Le Risque Amiante toujours sur la sellette mais aussi le Plomb

Un rapport d’une commission du Sénat au 1er juillet dernier vient de tourner de nouveau les projecteurs vers le risque Amiante. Le rapport dresse d’abord un constat plus que négatif sur la gestion actuelle de ce risque. Ce rapport pointe en premier la défaillance du système de repérage de l’amiante tant au niveau des diagnostiqueurs insuffisamment formés et négligents dans leur méthodologie que les propriétaires qui se refusent à rechercher l’amiante avant de réaliser des travaux ou démolitions ou les donneurs d’ordre qui se satisfont de repérages téléguidés ou minimalistes.

Le rapport fait ensuite des propositions nombreuses d’évolution réglementaire :
* Revient alors l’objectif de la double certification Amiante aujourd’hui dans les tiroirs du fait de désaccords entre les ministères. Le projet actuel inscrirait l’avant travaux comme la démolition dans le code du Travail.
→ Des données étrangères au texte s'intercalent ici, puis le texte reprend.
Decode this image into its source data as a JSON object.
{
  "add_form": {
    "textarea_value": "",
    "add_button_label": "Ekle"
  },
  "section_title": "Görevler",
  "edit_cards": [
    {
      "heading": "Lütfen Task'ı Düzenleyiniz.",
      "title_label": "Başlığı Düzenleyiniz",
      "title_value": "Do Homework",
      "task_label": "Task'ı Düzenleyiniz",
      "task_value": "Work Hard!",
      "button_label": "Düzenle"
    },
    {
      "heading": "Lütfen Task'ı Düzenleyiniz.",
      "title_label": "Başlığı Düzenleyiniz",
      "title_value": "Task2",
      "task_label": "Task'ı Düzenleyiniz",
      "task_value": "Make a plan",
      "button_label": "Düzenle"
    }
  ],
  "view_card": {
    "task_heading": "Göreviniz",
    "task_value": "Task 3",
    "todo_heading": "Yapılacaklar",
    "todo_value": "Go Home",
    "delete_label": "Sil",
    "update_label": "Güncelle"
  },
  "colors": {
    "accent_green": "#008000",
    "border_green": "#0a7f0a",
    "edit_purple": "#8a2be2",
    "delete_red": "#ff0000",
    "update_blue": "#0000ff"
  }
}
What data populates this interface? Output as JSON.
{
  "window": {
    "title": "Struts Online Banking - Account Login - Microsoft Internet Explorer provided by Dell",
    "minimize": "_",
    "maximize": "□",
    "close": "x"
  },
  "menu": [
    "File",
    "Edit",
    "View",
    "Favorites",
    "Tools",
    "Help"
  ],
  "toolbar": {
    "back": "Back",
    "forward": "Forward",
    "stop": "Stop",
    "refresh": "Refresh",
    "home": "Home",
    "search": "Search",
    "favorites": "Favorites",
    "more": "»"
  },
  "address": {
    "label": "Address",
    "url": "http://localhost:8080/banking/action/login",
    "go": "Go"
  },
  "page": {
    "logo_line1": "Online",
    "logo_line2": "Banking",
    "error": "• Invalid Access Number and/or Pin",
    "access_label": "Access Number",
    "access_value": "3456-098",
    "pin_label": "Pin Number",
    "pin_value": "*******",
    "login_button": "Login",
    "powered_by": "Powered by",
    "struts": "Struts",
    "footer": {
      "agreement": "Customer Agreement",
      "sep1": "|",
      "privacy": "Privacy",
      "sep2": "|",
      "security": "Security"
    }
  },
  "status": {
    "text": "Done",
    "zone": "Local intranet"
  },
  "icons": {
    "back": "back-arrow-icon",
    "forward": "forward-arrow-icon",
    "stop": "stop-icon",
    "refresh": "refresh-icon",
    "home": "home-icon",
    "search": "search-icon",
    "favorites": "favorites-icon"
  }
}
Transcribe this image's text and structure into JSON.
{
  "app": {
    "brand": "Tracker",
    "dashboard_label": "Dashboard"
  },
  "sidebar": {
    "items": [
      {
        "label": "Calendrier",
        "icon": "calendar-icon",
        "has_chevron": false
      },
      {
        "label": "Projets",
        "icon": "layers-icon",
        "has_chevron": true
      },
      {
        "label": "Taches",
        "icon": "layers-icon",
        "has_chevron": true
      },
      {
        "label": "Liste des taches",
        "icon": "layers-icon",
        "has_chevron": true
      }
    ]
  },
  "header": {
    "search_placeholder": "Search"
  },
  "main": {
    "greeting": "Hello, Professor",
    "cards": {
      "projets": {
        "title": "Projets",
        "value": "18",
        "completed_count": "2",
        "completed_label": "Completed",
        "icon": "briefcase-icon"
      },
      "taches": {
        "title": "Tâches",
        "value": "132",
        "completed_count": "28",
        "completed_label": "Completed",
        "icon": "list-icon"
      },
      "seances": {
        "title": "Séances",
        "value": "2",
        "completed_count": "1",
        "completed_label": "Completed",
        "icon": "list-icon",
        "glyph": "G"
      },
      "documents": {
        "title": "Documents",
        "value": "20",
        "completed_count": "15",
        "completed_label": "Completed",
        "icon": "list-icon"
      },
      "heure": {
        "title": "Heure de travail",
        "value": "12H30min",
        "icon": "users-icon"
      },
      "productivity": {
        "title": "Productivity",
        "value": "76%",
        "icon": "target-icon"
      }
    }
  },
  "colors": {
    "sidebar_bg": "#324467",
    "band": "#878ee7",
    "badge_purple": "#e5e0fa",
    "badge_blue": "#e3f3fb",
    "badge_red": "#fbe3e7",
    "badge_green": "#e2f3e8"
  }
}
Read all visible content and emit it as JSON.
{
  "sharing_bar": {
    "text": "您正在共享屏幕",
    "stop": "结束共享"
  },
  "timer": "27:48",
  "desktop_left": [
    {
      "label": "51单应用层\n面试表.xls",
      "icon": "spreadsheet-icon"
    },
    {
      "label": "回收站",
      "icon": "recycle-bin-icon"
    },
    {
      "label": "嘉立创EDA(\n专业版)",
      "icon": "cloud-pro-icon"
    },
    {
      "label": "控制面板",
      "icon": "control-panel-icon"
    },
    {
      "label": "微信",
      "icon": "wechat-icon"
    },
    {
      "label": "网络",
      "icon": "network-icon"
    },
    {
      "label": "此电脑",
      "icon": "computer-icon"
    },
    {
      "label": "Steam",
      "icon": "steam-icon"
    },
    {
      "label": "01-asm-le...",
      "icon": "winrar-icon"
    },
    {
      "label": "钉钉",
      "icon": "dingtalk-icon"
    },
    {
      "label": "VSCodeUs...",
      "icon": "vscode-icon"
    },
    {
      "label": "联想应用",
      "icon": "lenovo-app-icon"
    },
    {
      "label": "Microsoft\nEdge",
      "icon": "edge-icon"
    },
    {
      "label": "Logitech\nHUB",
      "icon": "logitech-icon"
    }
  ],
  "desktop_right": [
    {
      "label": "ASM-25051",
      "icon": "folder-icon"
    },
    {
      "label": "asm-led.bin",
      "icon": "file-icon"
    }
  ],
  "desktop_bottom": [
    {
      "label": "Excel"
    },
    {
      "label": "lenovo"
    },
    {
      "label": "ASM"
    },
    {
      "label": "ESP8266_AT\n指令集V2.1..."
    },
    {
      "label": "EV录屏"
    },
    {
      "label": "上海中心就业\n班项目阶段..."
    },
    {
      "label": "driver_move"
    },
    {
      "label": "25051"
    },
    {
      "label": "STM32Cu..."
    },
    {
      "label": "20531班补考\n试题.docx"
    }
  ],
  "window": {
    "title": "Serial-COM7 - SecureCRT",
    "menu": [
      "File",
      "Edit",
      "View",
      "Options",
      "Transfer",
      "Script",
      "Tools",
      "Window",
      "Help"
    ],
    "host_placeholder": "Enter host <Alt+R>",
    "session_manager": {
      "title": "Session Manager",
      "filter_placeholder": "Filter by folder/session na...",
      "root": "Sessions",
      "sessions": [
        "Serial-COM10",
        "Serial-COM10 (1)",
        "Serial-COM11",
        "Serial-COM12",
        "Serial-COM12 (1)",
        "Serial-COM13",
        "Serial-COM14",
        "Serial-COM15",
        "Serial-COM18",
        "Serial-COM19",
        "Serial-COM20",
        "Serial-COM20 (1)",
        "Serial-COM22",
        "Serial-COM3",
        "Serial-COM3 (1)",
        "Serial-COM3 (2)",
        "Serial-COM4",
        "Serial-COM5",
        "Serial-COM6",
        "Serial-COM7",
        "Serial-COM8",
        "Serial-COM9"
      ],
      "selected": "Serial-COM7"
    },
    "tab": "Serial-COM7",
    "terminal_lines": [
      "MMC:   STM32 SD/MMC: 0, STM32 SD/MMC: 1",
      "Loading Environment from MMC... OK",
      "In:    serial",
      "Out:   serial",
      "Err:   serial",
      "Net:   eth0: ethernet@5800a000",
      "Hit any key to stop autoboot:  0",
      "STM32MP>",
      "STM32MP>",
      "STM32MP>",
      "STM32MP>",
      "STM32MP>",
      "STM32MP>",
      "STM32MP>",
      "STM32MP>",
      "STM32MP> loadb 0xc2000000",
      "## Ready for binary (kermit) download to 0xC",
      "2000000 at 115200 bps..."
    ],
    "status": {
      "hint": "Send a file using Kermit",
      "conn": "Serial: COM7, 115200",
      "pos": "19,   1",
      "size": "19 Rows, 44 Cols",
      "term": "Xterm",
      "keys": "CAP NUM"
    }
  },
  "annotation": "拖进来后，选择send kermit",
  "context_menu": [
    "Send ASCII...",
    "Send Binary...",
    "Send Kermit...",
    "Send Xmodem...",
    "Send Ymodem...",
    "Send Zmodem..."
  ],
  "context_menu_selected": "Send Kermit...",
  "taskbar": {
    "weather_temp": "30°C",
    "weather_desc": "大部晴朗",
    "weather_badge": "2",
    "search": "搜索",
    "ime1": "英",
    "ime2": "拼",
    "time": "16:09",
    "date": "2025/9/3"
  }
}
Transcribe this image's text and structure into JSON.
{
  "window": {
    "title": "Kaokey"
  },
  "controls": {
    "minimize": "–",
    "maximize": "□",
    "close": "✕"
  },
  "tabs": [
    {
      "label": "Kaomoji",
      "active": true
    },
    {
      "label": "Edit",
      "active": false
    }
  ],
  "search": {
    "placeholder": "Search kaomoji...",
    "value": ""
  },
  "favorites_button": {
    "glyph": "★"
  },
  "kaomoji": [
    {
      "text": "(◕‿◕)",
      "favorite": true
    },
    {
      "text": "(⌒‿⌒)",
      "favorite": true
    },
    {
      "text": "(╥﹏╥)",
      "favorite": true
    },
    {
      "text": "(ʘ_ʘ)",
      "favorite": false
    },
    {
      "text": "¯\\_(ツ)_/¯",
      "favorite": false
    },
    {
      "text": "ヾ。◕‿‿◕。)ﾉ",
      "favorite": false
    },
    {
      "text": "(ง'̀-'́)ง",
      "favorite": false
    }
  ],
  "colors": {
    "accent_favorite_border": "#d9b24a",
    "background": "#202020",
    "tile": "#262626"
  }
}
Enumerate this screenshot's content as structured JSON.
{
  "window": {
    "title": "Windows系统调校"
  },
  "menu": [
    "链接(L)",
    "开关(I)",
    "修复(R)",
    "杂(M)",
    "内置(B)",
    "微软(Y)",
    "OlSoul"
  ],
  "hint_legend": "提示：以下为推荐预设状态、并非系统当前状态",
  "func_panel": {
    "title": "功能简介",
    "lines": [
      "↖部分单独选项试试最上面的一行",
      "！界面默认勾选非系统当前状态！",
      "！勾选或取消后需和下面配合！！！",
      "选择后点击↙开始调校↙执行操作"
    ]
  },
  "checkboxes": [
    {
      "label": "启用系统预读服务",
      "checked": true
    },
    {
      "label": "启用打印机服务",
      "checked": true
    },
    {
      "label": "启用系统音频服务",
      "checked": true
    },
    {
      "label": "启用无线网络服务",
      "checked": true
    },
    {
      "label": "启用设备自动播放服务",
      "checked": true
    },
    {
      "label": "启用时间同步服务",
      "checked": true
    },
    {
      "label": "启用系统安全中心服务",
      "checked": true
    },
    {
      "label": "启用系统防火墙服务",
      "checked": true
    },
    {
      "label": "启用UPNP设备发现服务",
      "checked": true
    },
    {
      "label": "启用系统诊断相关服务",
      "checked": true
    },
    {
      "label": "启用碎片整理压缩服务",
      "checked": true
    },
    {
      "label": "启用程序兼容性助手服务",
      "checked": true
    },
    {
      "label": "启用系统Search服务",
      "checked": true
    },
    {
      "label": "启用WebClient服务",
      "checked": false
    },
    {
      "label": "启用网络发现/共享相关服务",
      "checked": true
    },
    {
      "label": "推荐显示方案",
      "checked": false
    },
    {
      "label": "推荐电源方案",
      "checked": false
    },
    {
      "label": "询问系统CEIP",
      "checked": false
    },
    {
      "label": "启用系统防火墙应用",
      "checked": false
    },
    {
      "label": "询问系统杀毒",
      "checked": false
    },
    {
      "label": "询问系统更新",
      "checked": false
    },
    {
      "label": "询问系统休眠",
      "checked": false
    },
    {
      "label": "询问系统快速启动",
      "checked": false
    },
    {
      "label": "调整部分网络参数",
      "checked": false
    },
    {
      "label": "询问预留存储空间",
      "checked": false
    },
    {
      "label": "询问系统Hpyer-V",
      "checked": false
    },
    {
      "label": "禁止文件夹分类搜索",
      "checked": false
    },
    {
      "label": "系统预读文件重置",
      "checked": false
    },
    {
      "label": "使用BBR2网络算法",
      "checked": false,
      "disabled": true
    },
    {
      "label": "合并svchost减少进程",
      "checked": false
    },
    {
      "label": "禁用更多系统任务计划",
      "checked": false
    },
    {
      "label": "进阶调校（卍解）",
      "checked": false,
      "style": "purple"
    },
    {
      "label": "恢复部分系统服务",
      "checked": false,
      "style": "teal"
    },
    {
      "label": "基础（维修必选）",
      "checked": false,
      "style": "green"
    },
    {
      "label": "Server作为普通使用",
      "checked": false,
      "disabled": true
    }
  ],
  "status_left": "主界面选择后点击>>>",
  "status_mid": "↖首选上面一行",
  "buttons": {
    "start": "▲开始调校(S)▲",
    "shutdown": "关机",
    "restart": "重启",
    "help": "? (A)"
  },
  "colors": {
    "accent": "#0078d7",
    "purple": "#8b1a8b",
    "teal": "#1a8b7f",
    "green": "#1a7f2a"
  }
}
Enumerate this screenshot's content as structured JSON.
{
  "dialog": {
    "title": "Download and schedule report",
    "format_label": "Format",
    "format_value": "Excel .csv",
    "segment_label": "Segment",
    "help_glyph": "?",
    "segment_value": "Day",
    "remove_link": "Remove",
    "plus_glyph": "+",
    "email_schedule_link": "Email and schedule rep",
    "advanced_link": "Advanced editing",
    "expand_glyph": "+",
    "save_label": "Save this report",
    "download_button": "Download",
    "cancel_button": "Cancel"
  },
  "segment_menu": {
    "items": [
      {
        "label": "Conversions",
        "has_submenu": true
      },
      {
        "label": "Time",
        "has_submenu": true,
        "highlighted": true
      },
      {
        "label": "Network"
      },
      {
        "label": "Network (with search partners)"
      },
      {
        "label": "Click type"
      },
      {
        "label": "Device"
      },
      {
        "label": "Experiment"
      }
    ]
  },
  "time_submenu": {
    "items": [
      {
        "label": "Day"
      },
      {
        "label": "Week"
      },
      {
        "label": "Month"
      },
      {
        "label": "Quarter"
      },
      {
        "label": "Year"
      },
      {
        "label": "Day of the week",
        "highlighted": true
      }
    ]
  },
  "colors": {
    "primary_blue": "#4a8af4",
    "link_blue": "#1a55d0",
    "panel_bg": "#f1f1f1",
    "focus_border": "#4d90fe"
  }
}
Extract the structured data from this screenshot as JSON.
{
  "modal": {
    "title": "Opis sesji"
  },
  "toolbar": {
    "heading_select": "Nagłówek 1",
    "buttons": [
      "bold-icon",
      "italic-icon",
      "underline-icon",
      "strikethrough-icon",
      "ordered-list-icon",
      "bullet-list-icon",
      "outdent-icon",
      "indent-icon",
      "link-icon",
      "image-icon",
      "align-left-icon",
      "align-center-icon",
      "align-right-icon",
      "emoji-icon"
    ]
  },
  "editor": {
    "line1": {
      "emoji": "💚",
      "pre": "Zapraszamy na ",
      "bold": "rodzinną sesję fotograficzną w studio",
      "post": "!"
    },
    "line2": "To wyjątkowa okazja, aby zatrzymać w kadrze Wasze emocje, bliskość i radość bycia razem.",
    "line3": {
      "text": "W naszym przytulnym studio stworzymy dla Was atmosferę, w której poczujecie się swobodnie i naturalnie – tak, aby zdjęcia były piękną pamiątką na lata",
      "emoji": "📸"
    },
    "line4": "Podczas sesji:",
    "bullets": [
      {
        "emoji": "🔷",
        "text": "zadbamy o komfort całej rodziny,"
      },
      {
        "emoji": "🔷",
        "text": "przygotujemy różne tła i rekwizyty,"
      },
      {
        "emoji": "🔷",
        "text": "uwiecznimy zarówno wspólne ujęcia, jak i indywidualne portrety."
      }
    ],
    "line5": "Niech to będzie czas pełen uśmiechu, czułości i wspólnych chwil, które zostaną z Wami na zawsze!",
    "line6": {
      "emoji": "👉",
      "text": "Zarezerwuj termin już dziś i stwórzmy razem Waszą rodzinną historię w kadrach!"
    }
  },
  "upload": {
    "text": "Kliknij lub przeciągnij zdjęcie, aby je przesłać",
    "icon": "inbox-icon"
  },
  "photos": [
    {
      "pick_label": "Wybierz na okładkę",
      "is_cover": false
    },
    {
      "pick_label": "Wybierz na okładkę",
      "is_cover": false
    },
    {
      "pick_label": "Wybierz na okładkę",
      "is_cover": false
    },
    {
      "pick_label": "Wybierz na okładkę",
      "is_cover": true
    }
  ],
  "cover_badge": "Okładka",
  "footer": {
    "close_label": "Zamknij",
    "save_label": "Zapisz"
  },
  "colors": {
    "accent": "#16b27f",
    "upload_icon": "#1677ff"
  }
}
Il est rappelé que le DTA et l’Amiante Vente sont insuffisants dans ce cadre.
* Avec ce volet seraient inscrites l’obligation de formations plus intensives et la rénovation de la norme NF X46-020 (attendue en 2015).
* Dans le quotidien, la vente ou le DTA devraient être suivis de manière plus rigoureuse : mises à jour surveillées (depuis le 1er janvier 2013, ils doivent tous être mis à jour dès qu’ils sont ouverts pour une vente), suivi des recommandations de suppression du risque Amiante. Il est même proposé une base de données nationale à l’exemple de ce qui se fait depuis 2013 pour le DPE. La loi ALUR prévoit en plus le rapport Amiante dans les locations (au-delà du DAPP actuel).

Sur le réseau routier. Une circulaire du 15 mai 2013 portait instruction sur la gestion des risques sanitaires liés à l’amiante dans le cas de travaux sur les enrobés amiantés du réseau routier national non concédé.
La proportion du réseau routier concerné et de l’amiante dans ce dit réseau demeure faible mais il est demandé aux préfets de cartographier les sections de routes où les couches contiennent de l’amiante. En l’absence de documents historiques, il sera procédé à un prélèvement par carottage (en distinguant les différentes couches) suivi du nombre d’analyses nécessaires. En cas de présence d’amiante, les protections idoines devront être mises en œuvre.
Les choses se sont compliquées récemment par la découverte d’Actinolite (alors que l’on visait principalement la Chrysotile), difficilement détectable par la plupart des microscopes des laboratoires français.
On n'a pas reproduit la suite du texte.